Katakanlah, "Jika kalian (benar-benar) mencintai Allah,
ikutilah aku, niscaya Allah mengasihi dan mengampuni dosa-dosa kalian,"
Allah Maha Pengampun lagi Maha Penyayang.” (QS. Al-Imran [3]: 31)
Rasulullah sallallahu ‘alaihi wa sallam
bersabda:
كُلُّ أُمَّتِي يَدْخُلُونَ الْجَنَّةَ إِلَّا مَنْ
أَبَى. قَالُوا: يَا رَسُولَ اللهِ، وَمَنْ
يَأْبَى؟ قَالَ: مَنْ
أَطَاعَنِي دَخَلَ الْجَنَّةَ وَمَنْ عَصَانِي فَقَدْ أَبَى.
“Setiap umatku akan masuk ke
dalam surga kecuali yang enggan. Mereka para sahabat bertanya, “Siapa yang enggan?” Beliau
berkata, “Barangsiapa mentaatiku dia masuk ke dalam surga, dan
barangsiapa bermaksiat padaku maka dia telah enggan.” (HR.
Bukhari 7280, Ahmad 8714).
Seorang muslim tidak boleh meninggalkan Sunnah nabi sallallahu
‘alaihi wa sallam dan lebih memilih mengikuti madzhabnya, organisasinya,
partainya ataupun yayasanya.
Ulama juga mewasiatkan hal itu, mereka memerintahkan agar kita
mengikuti Rasulullah sallallahu’alaihi wa sallam.

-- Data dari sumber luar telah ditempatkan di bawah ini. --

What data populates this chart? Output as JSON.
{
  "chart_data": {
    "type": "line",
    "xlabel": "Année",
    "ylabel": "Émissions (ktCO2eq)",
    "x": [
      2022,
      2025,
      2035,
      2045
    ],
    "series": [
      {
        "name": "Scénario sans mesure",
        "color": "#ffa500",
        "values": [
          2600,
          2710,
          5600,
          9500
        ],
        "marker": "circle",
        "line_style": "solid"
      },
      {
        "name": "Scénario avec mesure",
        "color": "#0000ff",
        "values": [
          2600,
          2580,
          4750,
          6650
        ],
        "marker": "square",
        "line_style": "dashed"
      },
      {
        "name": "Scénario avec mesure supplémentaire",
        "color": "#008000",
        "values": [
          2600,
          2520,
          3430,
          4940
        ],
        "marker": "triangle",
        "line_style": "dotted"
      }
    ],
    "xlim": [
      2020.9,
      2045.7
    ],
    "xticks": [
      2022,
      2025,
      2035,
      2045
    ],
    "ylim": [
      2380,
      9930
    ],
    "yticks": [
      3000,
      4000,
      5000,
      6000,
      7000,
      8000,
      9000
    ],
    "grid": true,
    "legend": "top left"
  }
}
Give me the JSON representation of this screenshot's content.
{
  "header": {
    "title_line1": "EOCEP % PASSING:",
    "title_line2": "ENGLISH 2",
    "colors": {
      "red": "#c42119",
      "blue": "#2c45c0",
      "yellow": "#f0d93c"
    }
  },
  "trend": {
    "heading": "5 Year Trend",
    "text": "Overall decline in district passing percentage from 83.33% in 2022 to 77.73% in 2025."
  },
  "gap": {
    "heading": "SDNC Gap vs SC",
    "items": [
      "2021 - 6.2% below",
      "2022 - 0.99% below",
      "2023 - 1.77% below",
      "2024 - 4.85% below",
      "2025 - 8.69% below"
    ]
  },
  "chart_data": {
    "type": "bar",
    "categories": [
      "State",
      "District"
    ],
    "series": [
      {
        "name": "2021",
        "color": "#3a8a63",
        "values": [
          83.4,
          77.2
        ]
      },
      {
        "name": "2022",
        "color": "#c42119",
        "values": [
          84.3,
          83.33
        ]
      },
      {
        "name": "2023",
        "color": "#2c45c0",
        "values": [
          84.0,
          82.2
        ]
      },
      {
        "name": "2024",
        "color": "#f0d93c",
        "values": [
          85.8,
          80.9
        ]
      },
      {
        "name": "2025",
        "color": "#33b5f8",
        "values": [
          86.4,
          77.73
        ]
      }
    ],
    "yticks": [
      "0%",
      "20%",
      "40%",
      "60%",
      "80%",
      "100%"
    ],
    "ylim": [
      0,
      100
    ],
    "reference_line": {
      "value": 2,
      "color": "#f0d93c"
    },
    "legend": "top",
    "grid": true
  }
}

Imam Syafi’i Rahimahullah berkata:
أَجْمَعَ الْمُسْلِمُونَ عَلىَ أَنَّ مَنِ
اسْتَبَانَ لَهُ سُنَّةٌ عَنْ رَسُولِ اللهِ لَمْ يَحِلَّ لَهُ أَنْ يَدَعَهَا
لِقَوْلِ أَحَدٍ.
“Kaum muslimin sepakat bahwa siapa saja yang telah
jelas baginya sebuah sunnah (ajaran) Rasulullah shallallahu ‘alaihi wa sallam,
maka tak halal baginya untuk meninggalkan sunnah itu karena mengikuti pendapat
siapa pun.” (I'lamul muwaqi'in 2:282).
مَنْ
رَدَّ حَدِيثَ رَسُولِ اللَّهِ صَلَّى اللهُ عَلَيْهِ وَسَلَّمَ فَهُوَ عَلَى
شَفَا هَلَكَةٍ.
“Barang siapa menolak hadits
Rasulullah shallallahu alaihi wa sallam maka dia berada di tepi kebinasaan.” (“Sifat shalat Nabi” Syaikh Muhammad
Nashiruddin al-Albani).
Semoga saudara-saudaraku turut serta andil dalam menyatukan
umat ini.
----------00000----------
BAB 3
KEWAJIBAN PUASA.
Kewajiban puasa.
Puasa diwajibkan oleh Allah ta’ala, RasulNya dan ijma’para
ulama.
Allah ta’ala berfirman:
يَا أَيُّهَا الَّذِينَ آمَنُوا كُتِبَ عَلَيْكُمُ الصِّيَامُ كَمَا
كُتِبَ عَلَى الَّذِينَ مِنْ قَبْلِكُمْ لَعَلَّكُمْ تَتَّقُون.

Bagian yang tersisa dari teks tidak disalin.